Now is the time that ‘Data’ specialist expertise comes into play.
The description of a tyre sold online is one of the elements that can vary significantly from one e-commerce website to another.
The list of attributes which constitute the description of a tyre and which can vary are as follows:
- The brand
- The product name
- The technical markings (runflat, OE Marking)
- The tyre manufacturer code
To be able to attach the prices collected to the right tyre, it is necessary to “understand” and decipher the key elements displayed which allow this product to be identified in order to compare them with a ‘specific’ reference base of existing tyres (current or in the past) and validated (with an official source attesting it). This is the data unification step.
This referent database is the cornerstone of an efficient matching system to deliver data with an unparalleled level of quality.
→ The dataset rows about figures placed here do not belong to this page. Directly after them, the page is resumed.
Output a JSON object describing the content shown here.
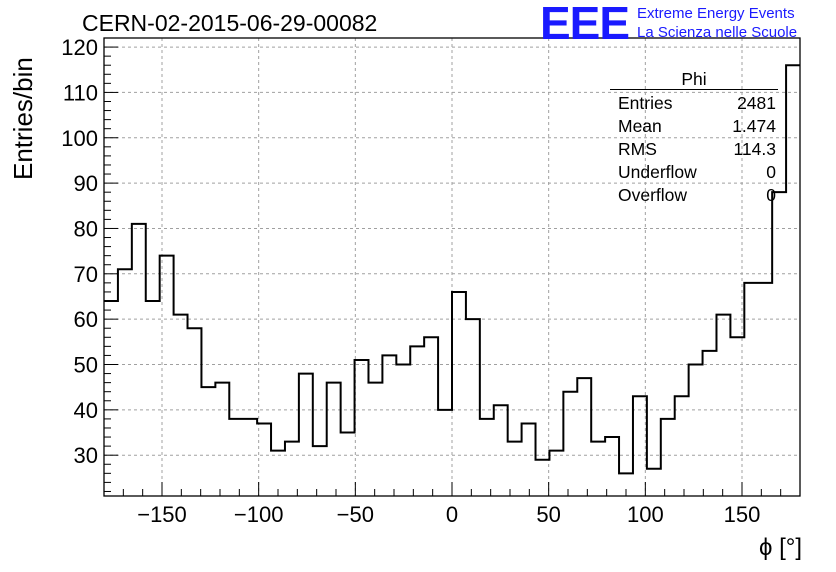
{
  "title": "CERN-02-2015-06-29-00082",
  "logo": {
    "mark": "EEE",
    "line1": "Extreme Energy Events",
    "line2": "La Scienza nelle Scuole"
  },
  "stats": {
    "name": "Phi",
    "rows": [
      {
        "label": "Entries",
        "value": "2481"
      },
      {
        "label": "Mean",
        "value": "1.474"
      },
      {
        "label": "RMS",
        "value": "114.3"
      },
      {
        "label": "Underflow",
        "value": "0"
      },
      {
        "label": "Overflow",
        "value": "0"
      }
    ]
  },
  "chart_data": {
    "type": "bar",
    "style": "step-histogram",
    "title": "CERN-02-2015-06-29-00082",
    "xlabel": "ϕ [°]",
    "ylabel": "Entries/bin",
    "xlim": [
      -180,
      180
    ],
    "ylim": [
      21,
      122
    ],
    "bin_width": 7.2,
    "xticks": [
      -150,
      -100,
      -50,
      0,
      50,
      100,
      150
    ],
    "xtick_labels": [
      "−150",
      "−100",
      "−50",
      "0",
      "50",
      "100",
      "150"
    ],
    "yticks": [
      30,
      40,
      50,
      60,
      70,
      80,
      90,
      100,
      110,
      120
    ],
    "grid": true,
    "legend": "stats box top-right",
    "values": [
      64,
      71,
      81,
      64,
      74,
      61,
      58,
      45,
      46,
      38,
      38,
      37,
      31,
      33,
      48,
      32,
      46,
      35,
      51,
      46,
      52,
      50,
      54,
      56,
      40,
      66,
      60,
      38,
      41,
      33,
      37,
      29,
      31,
      44,
      47,
      33,
      34,
      26,
      43,
      27,
      38,
      43,
      50,
      53,
      61,
      56,
      68,
      68,
      88,
      116
    ],
    "colors": {
      "line": "#000000",
      "grid": "#a0a0a0"
    }
  }
}
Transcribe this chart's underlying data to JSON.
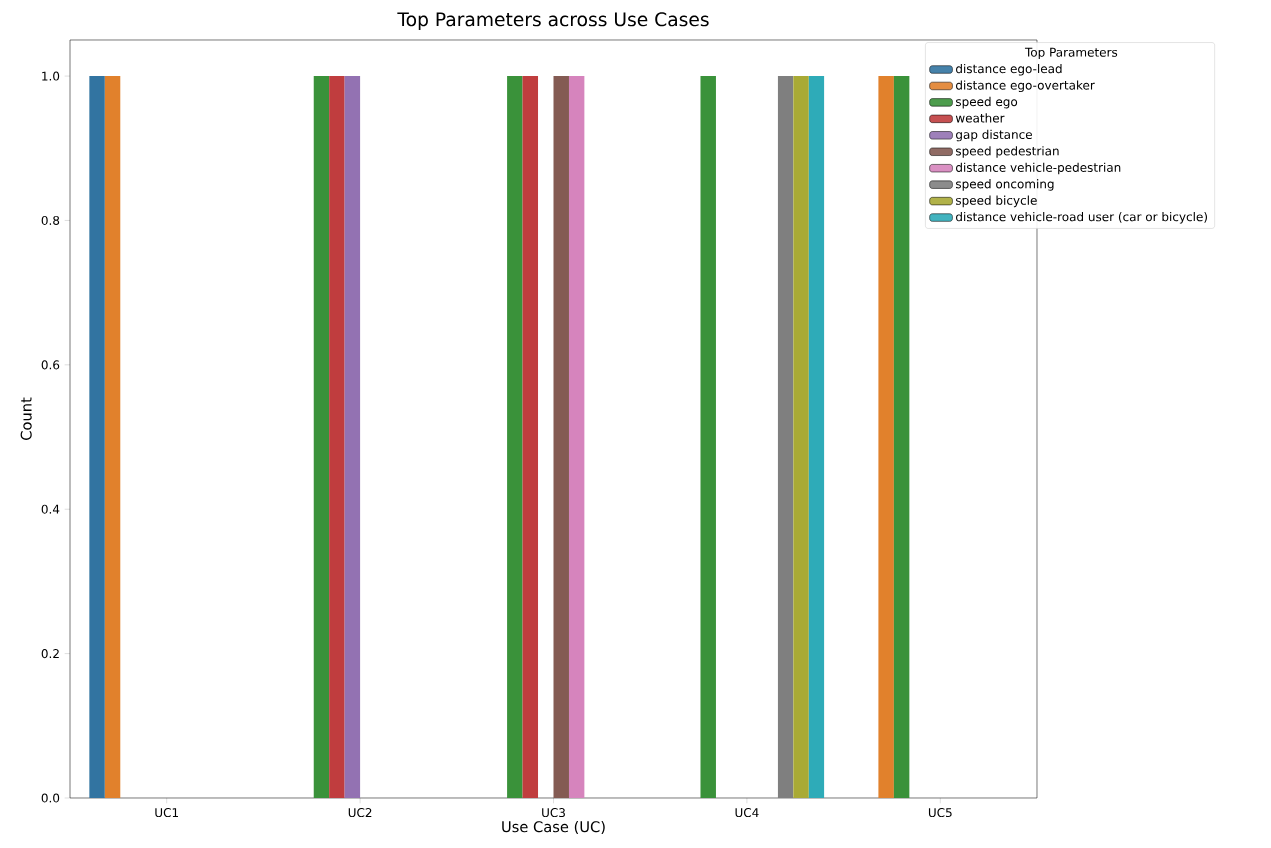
{
  "chart_data": {
    "type": "bar",
    "title": "Top Parameters across Use Cases",
    "xlabel": "Use Case (UC)",
    "ylabel": "Count",
    "categories": [
      "UC1",
      "UC2",
      "UC3",
      "UC4",
      "UC5"
    ],
    "series": [
      {
        "name": "distance ego-lead",
        "color": "#3274a1",
        "values": [
          1,
          null,
          null,
          null,
          null
        ]
      },
      {
        "name": "distance ego-overtaker",
        "color": "#e1812c",
        "values": [
          1,
          null,
          null,
          null,
          1
        ]
      },
      {
        "name": "speed ego",
        "color": "#3a923a",
        "values": [
          null,
          1,
          1,
          1,
          1
        ]
      },
      {
        "name": "weather",
        "color": "#c03d3e",
        "values": [
          null,
          1,
          1,
          null,
          null
        ]
      },
      {
        "name": "gap distance",
        "color": "#9372b2",
        "values": [
          null,
          1,
          null,
          null,
          null
        ]
      },
      {
        "name": "speed pedestrian",
        "color": "#845b53",
        "values": [
          null,
          null,
          1,
          null,
          null
        ]
      },
      {
        "name": "distance vehicle-pedestrian",
        "color": "#d684bd",
        "values": [
          null,
          null,
          1,
          null,
          null
        ]
      },
      {
        "name": "speed oncoming",
        "color": "#7f7f7f",
        "values": [
          null,
          null,
          null,
          1,
          null
        ]
      },
      {
        "name": "speed bicycle",
        "color": "#a9aa35",
        "values": [
          null,
          null,
          null,
          1,
          null
        ]
      },
      {
        "name": "distance vehicle-road user (car or bicycle)",
        "color": "#2eabb8",
        "values": [
          null,
          null,
          null,
          1,
          null
        ]
      }
    ],
    "ylim": [
      0,
      1.05
    ],
    "yticks": [
      {
        "value": 0,
        "label": "0.0"
      },
      {
        "value": 0.2,
        "label": "0.2"
      },
      {
        "value": 0.4,
        "label": "0.4"
      },
      {
        "value": 0.6,
        "label": "0.6"
      },
      {
        "value": 0.8,
        "label": "0.8"
      },
      {
        "value": 1,
        "label": "1.0"
      }
    ],
    "legend_title": "Top Parameters",
    "legend": "top right",
    "grid": false
  }
}
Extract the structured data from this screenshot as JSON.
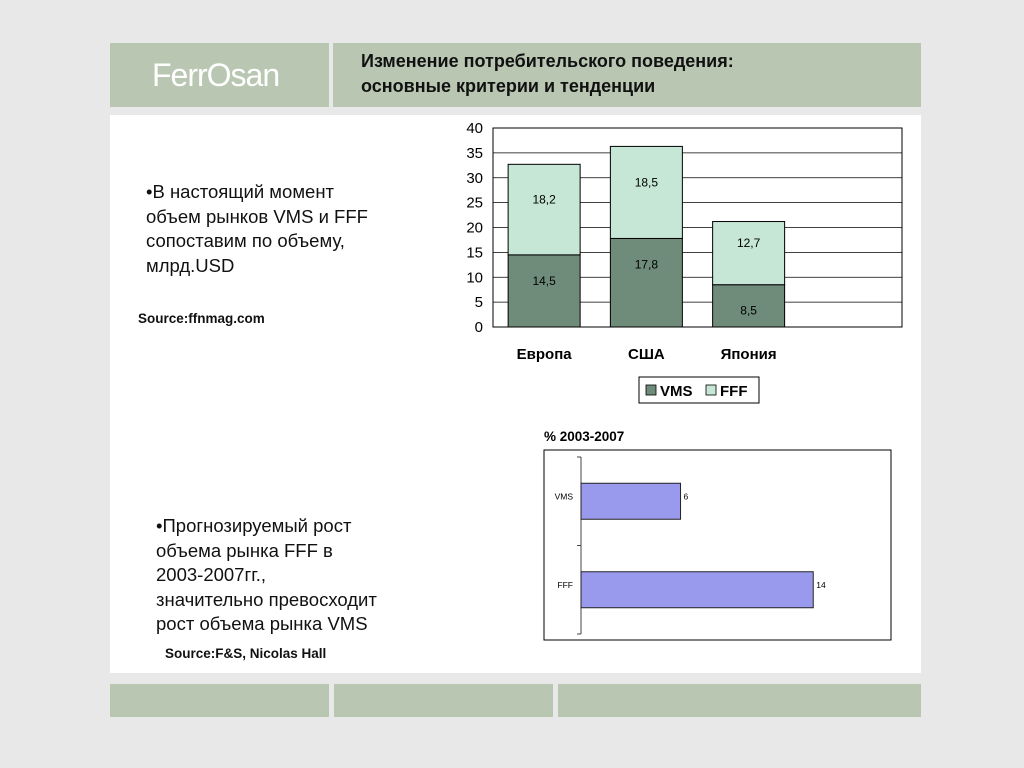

The comparison of data collected with this referent database checks that the information found online for this tyre exists: does this tyre come from this brand? with its technical attributes? etc.
This allows data collected online to be systematically and automatically categorised:
- Unknown product: is it new?
- Known product: attachment of the collected price, its source and the collection date
- “False” product: the combination of information is not possible - the product does not exist
Finally, the most outrageous prices are also filtered (e.g.: a touring tyre sold for less than 20€ is unlikely to be real)
The combination of a highly qualitative tyre database, matching technologies, Machine Learning algorithms and product marketing expertise provides quality data with a high level of completeness.
This will allow you to focus on your business (the analysis) and gain in efficiency. Indeed, analysts and Data Scientists spend between 50 and 80% of their time cleaning data before they can start handling it!